彡(゚)(゚)「ワイこそ、今まですまんかったな」
そしてそれから約8年後、やきう民の母親も天寿を全うする。
シーン
彡(゚)(゚)「………」
残されたやきう民、これからやきう民が1人で家賃や光熱費、水道代などを払い、自分の食事を自らが作らなければならない。
彡(-)(-)「いよいよ……この瞬間が来たか」
すでに年齢は40代、出会いやリスタート、何をするにも厳しい歳。
それからのやきう民の生活には、かつてそこにあった自由や安らぎといった時間は、すっかりと消えていた。

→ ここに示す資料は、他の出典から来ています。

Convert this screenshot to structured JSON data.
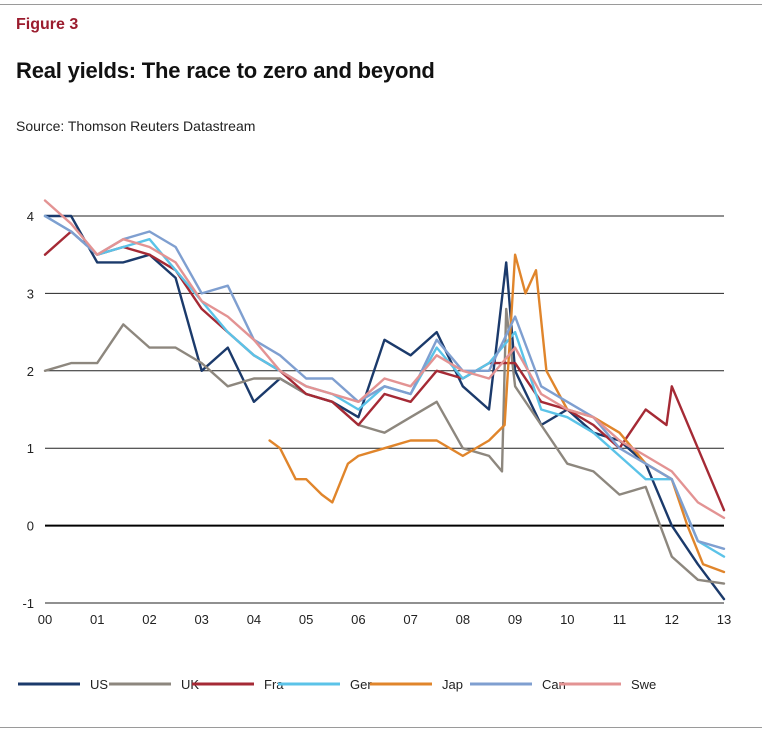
{
  "header": {
    "figure_label": "Figure 3",
    "title": "Real yields: The race to zero and beyond",
    "source": "Source: Thomson Reuters Datastream"
  },
  "chart_data": {
    "type": "line",
    "title": "Real yields: The race to zero and beyond",
    "xlabel": "",
    "ylabel": "",
    "xlim": [
      2000,
      2013
    ],
    "ylim": [
      -1,
      4.25
    ],
    "yticks": [
      -1,
      0,
      1,
      2,
      3,
      4
    ],
    "xticks": [
      2000,
      2001,
      2002,
      2003,
      2004,
      2005,
      2006,
      2007,
      2008,
      2009,
      2010,
      2011,
      2012,
      2013
    ],
    "xtick_labels": [
      "00",
      "01",
      "02",
      "03",
      "04",
      "05",
      "06",
      "07",
      "08",
      "09",
      "10",
      "11",
      "12",
      "13"
    ],
    "ytick_labels": [
      "-1",
      "0",
      "1",
      "2",
      "3",
      "4"
    ],
    "legend_position": "bottom",
    "series": [
      {
        "name": "US",
        "color": "#1b3a6b",
        "x": [
          2000,
          2000.5,
          2001,
          2001.5,
          2002,
          2002.5,
          2003,
          2003.5,
          2004,
          2004.5,
          2005,
          2005.5,
          2006,
          2006.5,
          2007,
          2007.5,
          2008,
          2008.5,
          2008.83,
          2009,
          2009.5,
          2010,
          2010.5,
          2011,
          2011.5,
          2012,
          2012.5,
          2013
        ],
        "y": [
          4.0,
          4.0,
          3.4,
          3.4,
          3.5,
          3.2,
          2.0,
          2.3,
          1.6,
          1.9,
          1.7,
          1.6,
          1.4,
          2.4,
          2.2,
          2.5,
          1.8,
          1.5,
          3.4,
          2.0,
          1.3,
          1.5,
          1.2,
          1.1,
          0.8,
          0.0,
          -0.5,
          -0.95
        ]
      },
      {
        "name": "UK",
        "color": "#8d877e",
        "x": [
          2000,
          2000.5,
          2001,
          2001.5,
          2002,
          2002.5,
          2003,
          2003.5,
          2004,
          2004.5,
          2005,
          2005.5,
          2006,
          2006.5,
          2007,
          2007.5,
          2008,
          2008.5,
          2008.75,
          2008.83,
          2009,
          2009.5,
          2010,
          2010.5,
          2011,
          2011.5,
          2012,
          2012.5,
          2013
        ],
        "y": [
          2.0,
          2.1,
          2.1,
          2.6,
          2.3,
          2.3,
          2.1,
          1.8,
          1.9,
          1.9,
          1.7,
          1.6,
          1.3,
          1.2,
          1.4,
          1.6,
          1.0,
          0.9,
          0.7,
          2.8,
          1.8,
          1.3,
          0.8,
          0.7,
          0.4,
          0.5,
          -0.4,
          -0.7,
          -0.75
        ]
      },
      {
        "name": "Fra",
        "color": "#a52a35",
        "x": [
          2000,
          2000.5,
          2001,
          2001.5,
          2002,
          2002.5,
          2003,
          2003.5,
          2004,
          2004.5,
          2005,
          2005.5,
          2006,
          2006.5,
          2007,
          2007.5,
          2008,
          2008.5,
          2009,
          2009.5,
          2010,
          2010.5,
          2011,
          2011.5,
          2011.9,
          2012,
          2012.5,
          2013
        ],
        "y": [
          3.5,
          3.8,
          3.5,
          3.6,
          3.5,
          3.3,
          2.8,
          2.5,
          2.2,
          2.0,
          1.7,
          1.6,
          1.3,
          1.7,
          1.6,
          2.0,
          1.9,
          2.1,
          2.1,
          1.6,
          1.5,
          1.3,
          1.0,
          1.5,
          1.3,
          1.8,
          1.0,
          0.2
        ]
      },
      {
        "name": "Ger",
        "color": "#5bc3e8",
        "x": [
          2000,
          2000.5,
          2001,
          2001.5,
          2002,
          2002.5,
          2003,
          2003.5,
          2004,
          2004.5,
          2005,
          2005.5,
          2006,
          2006.5,
          2007,
          2007.5,
          2008,
          2008.5,
          2009,
          2009.5,
          2010,
          2010.5,
          2011,
          2011.5,
          2012,
          2012.5,
          2013
        ],
        "y": [
          4.0,
          3.8,
          3.5,
          3.6,
          3.7,
          3.3,
          2.9,
          2.5,
          2.2,
          2.0,
          1.8,
          1.7,
          1.5,
          1.8,
          1.7,
          2.3,
          1.9,
          2.1,
          2.5,
          1.5,
          1.4,
          1.2,
          0.9,
          0.6,
          0.6,
          -0.2,
          -0.4
        ]
      },
      {
        "name": "Jap",
        "color": "#e0852b",
        "x": [
          2004.3,
          2004.5,
          2004.8,
          2005,
          2005.3,
          2005.5,
          2005.8,
          2006,
          2006.5,
          2007,
          2007.5,
          2008,
          2008.5,
          2008.8,
          2009,
          2009.2,
          2009.4,
          2009.6,
          2010,
          2010.5,
          2011,
          2011.5,
          2012,
          2012.3,
          2012.6,
          2013
        ],
        "y": [
          1.1,
          1.0,
          0.6,
          0.6,
          0.4,
          0.3,
          0.8,
          0.9,
          1.0,
          1.1,
          1.1,
          0.9,
          1.1,
          1.3,
          3.5,
          3.0,
          3.3,
          2.0,
          1.5,
          1.4,
          1.2,
          0.8,
          0.6,
          0.0,
          -0.5,
          -0.6
        ]
      },
      {
        "name": "Can",
        "color": "#7f9fd0",
        "x": [
          2000,
          2000.5,
          2001,
          2001.5,
          2002,
          2002.5,
          2003,
          2003.5,
          2004,
          2004.5,
          2005,
          2005.5,
          2006,
          2006.5,
          2007,
          2007.5,
          2008,
          2008.5,
          2009,
          2009.5,
          2010,
          2010.5,
          2011,
          2011.5,
          2012,
          2012.5,
          2013
        ],
        "y": [
          4.0,
          3.8,
          3.5,
          3.7,
          3.8,
          3.6,
          3.0,
          3.1,
          2.4,
          2.2,
          1.9,
          1.9,
          1.6,
          1.8,
          1.7,
          2.4,
          2.0,
          2.0,
          2.7,
          1.8,
          1.6,
          1.4,
          1.0,
          0.8,
          0.6,
          -0.2,
          -0.3
        ]
      },
      {
        "name": "Swe",
        "color": "#e39393",
        "x": [
          2000,
          2000.5,
          2001,
          2001.5,
          2002,
          2002.5,
          2003,
          2003.5,
          2004,
          2004.5,
          2005,
          2005.5,
          2006,
          2006.5,
          2007,
          2007.5,
          2008,
          2008.5,
          2009,
          2009.5,
          2010,
          2010.5,
          2011,
          2011.5,
          2012,
          2012.5,
          2013
        ],
        "y": [
          4.2,
          3.9,
          3.5,
          3.7,
          3.6,
          3.4,
          2.9,
          2.7,
          2.4,
          2.0,
          1.8,
          1.7,
          1.6,
          1.9,
          1.8,
          2.2,
          2.0,
          1.9,
          2.3,
          1.7,
          1.5,
          1.4,
          1.1,
          0.9,
          0.7,
          0.3,
          0.1
        ]
      }
    ]
  }
}
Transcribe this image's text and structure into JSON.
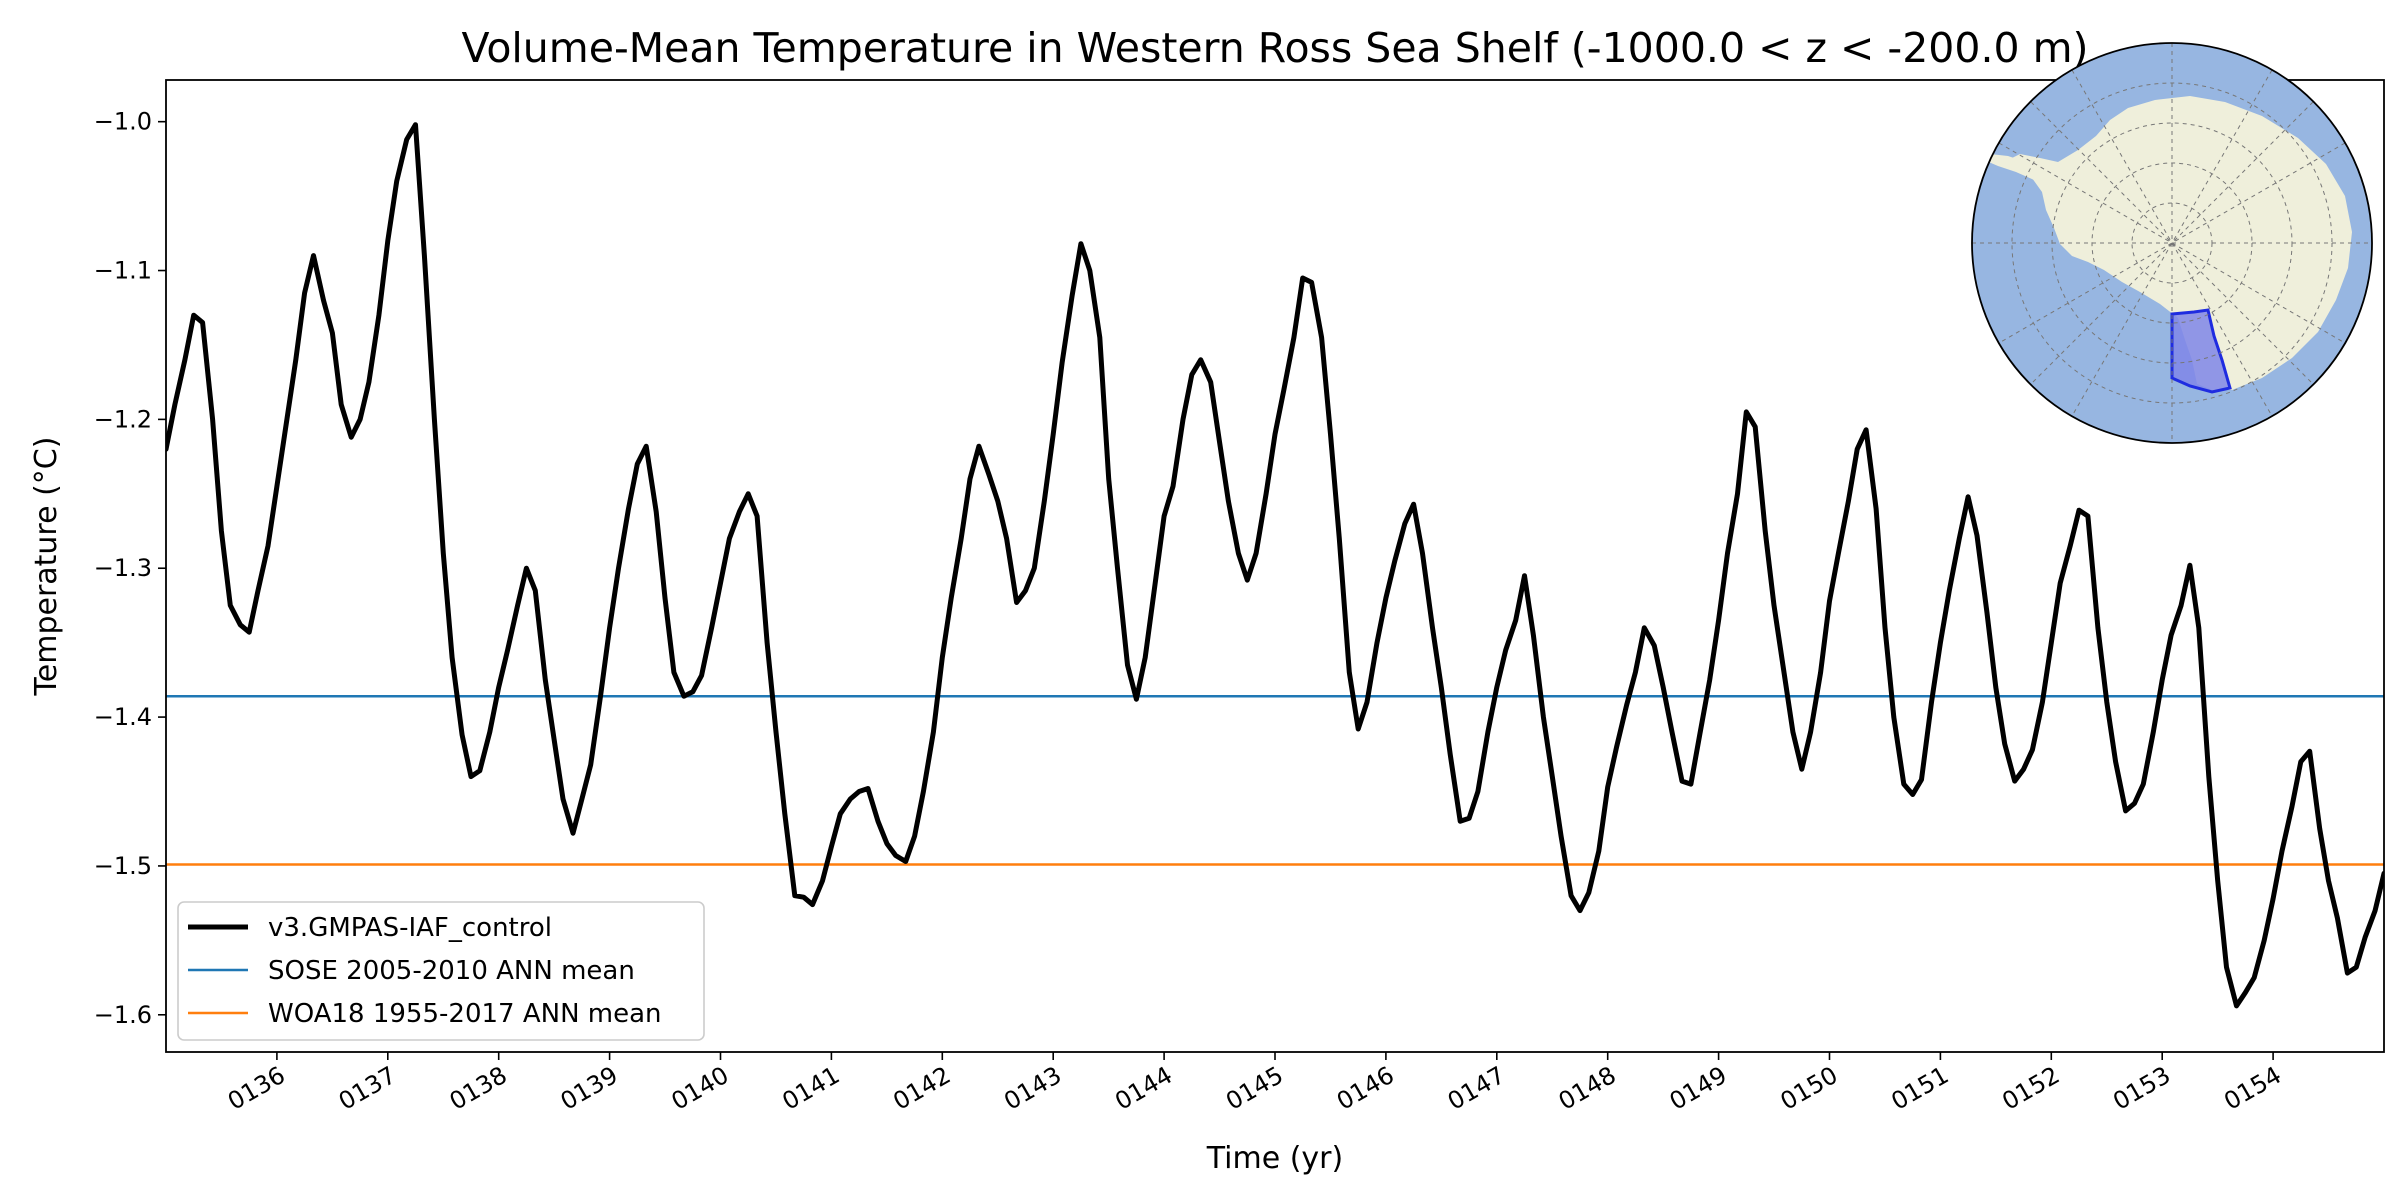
{
  "chart_data": {
    "type": "line",
    "title": "Volume-Mean Temperature in Western Ross Sea Shelf (-1000.0 < z < -200.0 m)",
    "xlabel": "Time (yr)",
    "ylabel": "Temperature (°C)",
    "xlim": [
      135.0,
      155.0
    ],
    "ylim": [
      -1.625,
      -0.972
    ],
    "grid": false,
    "x_ticks": [
      136,
      137,
      138,
      139,
      140,
      141,
      142,
      143,
      144,
      145,
      146,
      147,
      148,
      149,
      150,
      151,
      152,
      153,
      154
    ],
    "x_tick_labels": [
      "0136",
      "0137",
      "0138",
      "0139",
      "0140",
      "0141",
      "0142",
      "0143",
      "0144",
      "0145",
      "0146",
      "0147",
      "0148",
      "0149",
      "0150",
      "0151",
      "0152",
      "0153",
      "0154"
    ],
    "y_ticks": [
      -1.6,
      -1.5,
      -1.4,
      -1.3,
      -1.2,
      -1.1,
      -1.0
    ],
    "y_tick_labels": [
      "−1.6",
      "−1.5",
      "−1.4",
      "−1.3",
      "−1.2",
      "−1.1",
      "−1.0"
    ],
    "legend_position": "lower-left",
    "series": [
      {
        "name": "v3.GMPAS-IAF_control",
        "color": "#000000",
        "points": [
          [
            135.0,
            -1.22
          ],
          [
            135.08,
            -1.19
          ],
          [
            135.17,
            -1.16
          ],
          [
            135.25,
            -1.13
          ],
          [
            135.33,
            -1.135
          ],
          [
            135.42,
            -1.2
          ],
          [
            135.5,
            -1.275
          ],
          [
            135.58,
            -1.325
          ],
          [
            135.67,
            -1.338
          ],
          [
            135.75,
            -1.343
          ],
          [
            135.83,
            -1.315
          ],
          [
            135.92,
            -1.285
          ],
          [
            136.0,
            -1.245
          ],
          [
            136.08,
            -1.205
          ],
          [
            136.17,
            -1.16
          ],
          [
            136.25,
            -1.115
          ],
          [
            136.33,
            -1.09
          ],
          [
            136.42,
            -1.12
          ],
          [
            136.5,
            -1.142
          ],
          [
            136.58,
            -1.19
          ],
          [
            136.67,
            -1.212
          ],
          [
            136.75,
            -1.2
          ],
          [
            136.83,
            -1.175
          ],
          [
            136.92,
            -1.13
          ],
          [
            137.0,
            -1.08
          ],
          [
            137.08,
            -1.04
          ],
          [
            137.17,
            -1.012
          ],
          [
            137.25,
            -1.002
          ],
          [
            137.33,
            -1.09
          ],
          [
            137.42,
            -1.2
          ],
          [
            137.5,
            -1.29
          ],
          [
            137.58,
            -1.36
          ],
          [
            137.67,
            -1.412
          ],
          [
            137.75,
            -1.44
          ],
          [
            137.83,
            -1.436
          ],
          [
            137.92,
            -1.41
          ],
          [
            138.0,
            -1.38
          ],
          [
            138.08,
            -1.355
          ],
          [
            138.17,
            -1.325
          ],
          [
            138.25,
            -1.3
          ],
          [
            138.33,
            -1.315
          ],
          [
            138.42,
            -1.375
          ],
          [
            138.5,
            -1.415
          ],
          [
            138.58,
            -1.455
          ],
          [
            138.67,
            -1.478
          ],
          [
            138.75,
            -1.455
          ],
          [
            138.83,
            -1.432
          ],
          [
            138.92,
            -1.385
          ],
          [
            139.0,
            -1.34
          ],
          [
            139.08,
            -1.3
          ],
          [
            139.17,
            -1.26
          ],
          [
            139.25,
            -1.23
          ],
          [
            139.33,
            -1.218
          ],
          [
            139.42,
            -1.262
          ],
          [
            139.5,
            -1.32
          ],
          [
            139.58,
            -1.37
          ],
          [
            139.67,
            -1.386
          ],
          [
            139.75,
            -1.383
          ],
          [
            139.83,
            -1.372
          ],
          [
            139.92,
            -1.34
          ],
          [
            140.0,
            -1.31
          ],
          [
            140.08,
            -1.28
          ],
          [
            140.17,
            -1.262
          ],
          [
            140.25,
            -1.25
          ],
          [
            140.33,
            -1.265
          ],
          [
            140.42,
            -1.35
          ],
          [
            140.5,
            -1.41
          ],
          [
            140.58,
            -1.465
          ],
          [
            140.67,
            -1.52
          ],
          [
            140.75,
            -1.521
          ],
          [
            140.83,
            -1.526
          ],
          [
            140.92,
            -1.51
          ],
          [
            141.0,
            -1.487
          ],
          [
            141.08,
            -1.465
          ],
          [
            141.17,
            -1.455
          ],
          [
            141.25,
            -1.45
          ],
          [
            141.33,
            -1.448
          ],
          [
            141.42,
            -1.47
          ],
          [
            141.5,
            -1.485
          ],
          [
            141.58,
            -1.493
          ],
          [
            141.67,
            -1.497
          ],
          [
            141.75,
            -1.48
          ],
          [
            141.83,
            -1.45
          ],
          [
            141.92,
            -1.41
          ],
          [
            142.0,
            -1.36
          ],
          [
            142.08,
            -1.32
          ],
          [
            142.17,
            -1.28
          ],
          [
            142.25,
            -1.24
          ],
          [
            142.33,
            -1.218
          ],
          [
            142.42,
            -1.237
          ],
          [
            142.5,
            -1.255
          ],
          [
            142.58,
            -1.28
          ],
          [
            142.67,
            -1.323
          ],
          [
            142.75,
            -1.315
          ],
          [
            142.83,
            -1.3
          ],
          [
            142.92,
            -1.255
          ],
          [
            143.0,
            -1.21
          ],
          [
            143.08,
            -1.162
          ],
          [
            143.17,
            -1.117
          ],
          [
            143.25,
            -1.082
          ],
          [
            143.33,
            -1.1
          ],
          [
            143.42,
            -1.145
          ],
          [
            143.5,
            -1.24
          ],
          [
            143.58,
            -1.3
          ],
          [
            143.67,
            -1.365
          ],
          [
            143.75,
            -1.388
          ],
          [
            143.83,
            -1.36
          ],
          [
            143.92,
            -1.31
          ],
          [
            144.0,
            -1.265
          ],
          [
            144.08,
            -1.245
          ],
          [
            144.17,
            -1.2
          ],
          [
            144.25,
            -1.17
          ],
          [
            144.33,
            -1.16
          ],
          [
            144.42,
            -1.175
          ],
          [
            144.5,
            -1.215
          ],
          [
            144.58,
            -1.255
          ],
          [
            144.67,
            -1.29
          ],
          [
            144.75,
            -1.308
          ],
          [
            144.83,
            -1.29
          ],
          [
            144.92,
            -1.25
          ],
          [
            145.0,
            -1.21
          ],
          [
            145.08,
            -1.18
          ],
          [
            145.17,
            -1.145
          ],
          [
            145.25,
            -1.105
          ],
          [
            145.33,
            -1.108
          ],
          [
            145.42,
            -1.145
          ],
          [
            145.5,
            -1.21
          ],
          [
            145.58,
            -1.28
          ],
          [
            145.67,
            -1.37
          ],
          [
            145.75,
            -1.408
          ],
          [
            145.83,
            -1.39
          ],
          [
            145.92,
            -1.35
          ],
          [
            146.0,
            -1.32
          ],
          [
            146.08,
            -1.295
          ],
          [
            146.17,
            -1.27
          ],
          [
            146.25,
            -1.257
          ],
          [
            146.33,
            -1.29
          ],
          [
            146.42,
            -1.34
          ],
          [
            146.5,
            -1.38
          ],
          [
            146.58,
            -1.425
          ],
          [
            146.67,
            -1.47
          ],
          [
            146.75,
            -1.468
          ],
          [
            146.83,
            -1.45
          ],
          [
            146.92,
            -1.41
          ],
          [
            147.0,
            -1.38
          ],
          [
            147.08,
            -1.355
          ],
          [
            147.17,
            -1.335
          ],
          [
            147.25,
            -1.305
          ],
          [
            147.33,
            -1.345
          ],
          [
            147.42,
            -1.4
          ],
          [
            147.5,
            -1.44
          ],
          [
            147.58,
            -1.48
          ],
          [
            147.67,
            -1.52
          ],
          [
            147.75,
            -1.53
          ],
          [
            147.83,
            -1.518
          ],
          [
            147.92,
            -1.49
          ],
          [
            148.0,
            -1.447
          ],
          [
            148.08,
            -1.42
          ],
          [
            148.17,
            -1.392
          ],
          [
            148.25,
            -1.37
          ],
          [
            148.33,
            -1.34
          ],
          [
            148.42,
            -1.352
          ],
          [
            148.5,
            -1.38
          ],
          [
            148.58,
            -1.41
          ],
          [
            148.67,
            -1.443
          ],
          [
            148.75,
            -1.445
          ],
          [
            148.83,
            -1.412
          ],
          [
            148.92,
            -1.375
          ],
          [
            149.0,
            -1.335
          ],
          [
            149.08,
            -1.29
          ],
          [
            149.17,
            -1.25
          ],
          [
            149.25,
            -1.195
          ],
          [
            149.33,
            -1.205
          ],
          [
            149.42,
            -1.275
          ],
          [
            149.5,
            -1.325
          ],
          [
            149.58,
            -1.365
          ],
          [
            149.67,
            -1.41
          ],
          [
            149.75,
            -1.435
          ],
          [
            149.83,
            -1.41
          ],
          [
            149.92,
            -1.37
          ],
          [
            150.0,
            -1.322
          ],
          [
            150.08,
            -1.29
          ],
          [
            150.17,
            -1.255
          ],
          [
            150.25,
            -1.22
          ],
          [
            150.33,
            -1.207
          ],
          [
            150.42,
            -1.26
          ],
          [
            150.5,
            -1.34
          ],
          [
            150.58,
            -1.4
          ],
          [
            150.67,
            -1.445
          ],
          [
            150.75,
            -1.452
          ],
          [
            150.83,
            -1.442
          ],
          [
            150.92,
            -1.39
          ],
          [
            151.0,
            -1.35
          ],
          [
            151.08,
            -1.315
          ],
          [
            151.17,
            -1.28
          ],
          [
            151.25,
            -1.252
          ],
          [
            151.33,
            -1.278
          ],
          [
            151.42,
            -1.33
          ],
          [
            151.5,
            -1.38
          ],
          [
            151.58,
            -1.418
          ],
          [
            151.67,
            -1.443
          ],
          [
            151.75,
            -1.435
          ],
          [
            151.83,
            -1.422
          ],
          [
            151.92,
            -1.39
          ],
          [
            152.0,
            -1.35
          ],
          [
            152.08,
            -1.31
          ],
          [
            152.17,
            -1.285
          ],
          [
            152.25,
            -1.261
          ],
          [
            152.33,
            -1.265
          ],
          [
            152.42,
            -1.34
          ],
          [
            152.5,
            -1.39
          ],
          [
            152.58,
            -1.43
          ],
          [
            152.67,
            -1.463
          ],
          [
            152.75,
            -1.458
          ],
          [
            152.83,
            -1.445
          ],
          [
            152.92,
            -1.41
          ],
          [
            153.0,
            -1.375
          ],
          [
            153.08,
            -1.345
          ],
          [
            153.17,
            -1.325
          ],
          [
            153.25,
            -1.298
          ],
          [
            153.33,
            -1.34
          ],
          [
            153.42,
            -1.44
          ],
          [
            153.5,
            -1.51
          ],
          [
            153.58,
            -1.568
          ],
          [
            153.67,
            -1.594
          ],
          [
            153.75,
            -1.585
          ],
          [
            153.83,
            -1.575
          ],
          [
            153.92,
            -1.55
          ],
          [
            154.0,
            -1.522
          ],
          [
            154.08,
            -1.49
          ],
          [
            154.17,
            -1.46
          ],
          [
            154.25,
            -1.43
          ],
          [
            154.33,
            -1.423
          ],
          [
            154.42,
            -1.475
          ],
          [
            154.5,
            -1.51
          ],
          [
            154.58,
            -1.535
          ],
          [
            154.67,
            -1.572
          ],
          [
            154.75,
            -1.568
          ],
          [
            154.83,
            -1.548
          ],
          [
            154.92,
            -1.53
          ],
          [
            155.0,
            -1.505
          ]
        ]
      },
      {
        "name": "SOSE 2005-2010 ANN mean",
        "color": "#1f77b4",
        "value": -1.386
      },
      {
        "name": "WOA18 1955-2017 ANN mean",
        "color": "#ff7f0e",
        "value": -1.499
      }
    ],
    "inset_map": {
      "type": "south-polar-stereographic-map",
      "ocean_color": "#97b6e1",
      "land_color": "#efefdb",
      "region_fill_color": "#7f86e8",
      "region_edge_color": "#1f2ce0",
      "region_name": "Western Ross Sea Shelf"
    }
  }
}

そうでもしなければ、税や食費を払える余裕が無かったのだ。
彡(゚)(゚)「…………」
彡(゚)(゚)「もーあかんわ、こりゃ」
彡(゚)(゚)「すまんな……ゲームオーバーってやつや」
やきう民は両親と長年住んだ一軒家を手放し、アパートへの移住を決意した。
負担が少しは減ったものの、心にはポッカリと穴が開いたままだ。
彡(゚)(゚)「何でこーなったんやろな」
かつて生きる意味を見失い、持っていた職を捨て、自由な生活を手に入れたやきう民。
が、皮肉にも……彼はまた同じような生活を送っていた。
彡(゚)(゚)「ハァ……」
それから1年後、やきう民はずっと続けていたバイトを辞めた。 店長の静止も耳には届かなかった。
彡(゚)(゚)「………………」ボー
それからは暗い部屋の隅でただ天井を眺める毎日。
腹が減ったら買い溜めていたジャンクフードを食いあさり、コップ一杯の水道水を飲む。
彡(゚)(゚)「………………」ボー
もはや、それは理想の生活と言えるものではなかった。
彼の心は、完全に死んでいた。
彡()()「」
やきう民は部屋の隅でひっそりと息を引き取った。
47歳、孤独死だった。
自由を一途に求めた彼に待っていたのは、あまりにも残酷な結末だった。
(´・ω・`)「楽しいのは最初だけ、両親が死んだらもう楽しい時間も終わり、そこからは社会人と同じような暮らしが待ってる」
(´・ω・`)「そもそも、愛想を尽かされて家を追い出されても詰みだからね、だからフリーターはオススメしないよ」
彡(゚)(゚)「ほーーーん……」
彡(^)(^)「でも20年近く楽しく過ごせるなら、別にワイは孤独死でもええや! 辞職届書いてくるンゴ!!」ダッ
(´・ω・`)「心臓に毛でも生えてるのか……」
人生をどうするのかは、自分次第。
それがどのような結末を迎えようとも。